You can check the correctness of installation using the following command:

# Check environment health (use --timeout for first run when models download)
chorus health --timeout 300

Note: The first health check (or first prediction) for each oracle may take several minutes as model weights are downloaded automatically. Subsequent runs will be much faster.

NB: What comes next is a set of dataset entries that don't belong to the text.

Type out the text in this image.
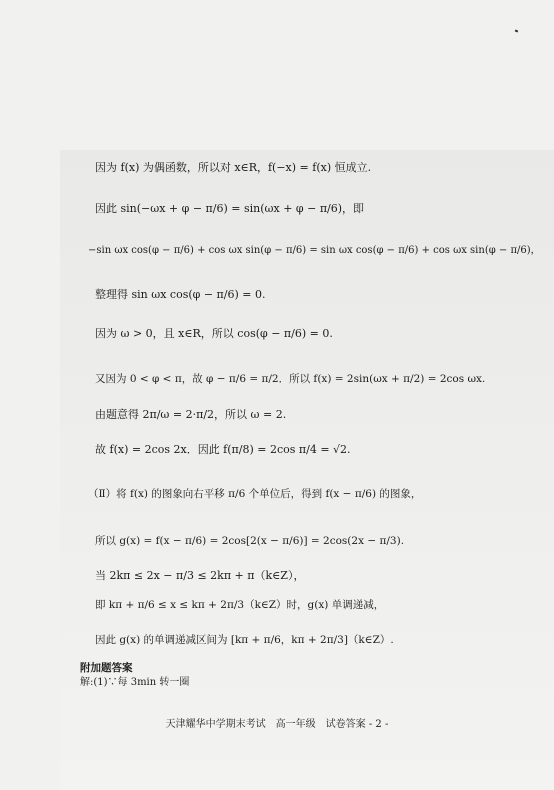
因为 f(x) 为偶函数，所以对 x∈R，f(−x) = f(x) 恒成立.
因此 sin(−ωx + φ − π/6) = sin(ωx + φ − π/6)，即
−sin ωx cos(φ − π/6) + cos ωx sin(φ − π/6) = sin ωx cos(φ − π/6) + cos ωx sin(φ − π/6)，
整理得 sin ωx cos(φ − π/6) = 0.
因为 ω > 0，且 x∈R，所以 cos(φ − π/6) = 0.
又因为 0 < φ < π，故 φ − π/6 = π/2．所以 f(x) = 2sin(ωx + π/2) = 2cos ωx.
由题意得 2π/ω = 2·π/2，所以 ω = 2.
故 f(x) = 2cos 2x．因此 f(π/8) = 2cos π/4 = √2.
（Ⅱ）将 f(x) 的图象向右平移 π/6 个单位后，得到 f(x − π/6) 的图象，
所以 g(x) = f(x − π/6) = 2cos[2(x − π/6)] = 2cos(2x − π/3).
当 2kπ ≤ 2x − π/3 ≤ 2kπ + π（k∈Z），
即 kπ + π/6 ≤ x ≤ kπ + 2π/3（k∈Z）时，g(x) 单调递减，
因此 g(x) 的单调递减区间为 [kπ + π/6，kπ + 2π/3]（k∈Z）.
附加题答案
解:(1)∵每 3min 转一圈
天津耀华中学期末考试　高一年级　试卷答案 - 2 -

Managing Reference Genomes

Chorus includes built-in support for downloading and managing reference genomes:

# List available genomes
chorus genome list

# Download a reference genome (e.g., hg38, hg19, mm10)
chorus genome download hg38

# Get information about a downloaded genome
chorus genome info hg38

# Remove a downloaded genome
chorus genome remove hg38

Supported genomes:

hg38: Human genome assembly GRCh38
hg19: Human genome assembly GRCh37
mm10: Mouse genome assembly GRCm38
mm9: Mouse genome assembly NCBI37
dm6: Drosophila melanogaster genome assembly BDGP6
ce11: C. elegans genome assembly WBcel235

Genomes are stored in the genomes/ directory within your Chorus installation.

Quick Start

Minimal Working Example

import chorus
from chorus.utils import get_genome

# 1. Create oracle with reference genome
genome_path = get_genome('hg38')  # auto-downloads if needed
oracle = chorus.create_oracle('enformer', use_environment=True,
                              reference_fasta=str(genome_path))
oracle.load_pretrained_model()

# 2. Predict DNase accessibility at the beta-globin locus
predictions = oracle.predict(('chr11', 5247000, 5248000), ['ENCFF413AHU'])

# 3. Check the result
track = predictions['ENCFF413AHU']
print(f"Mean signal: {track.values.mean():.2f}, Max: {track.values.max():.2f}")

Discovering Tracks

Each oracle has thousands of tracks. Use the metadata to find the right ones:

# List available assay types
print(oracle.list_assay_types())   # ['ATAC', 'CAGE', 'CHIP', 'DNASE']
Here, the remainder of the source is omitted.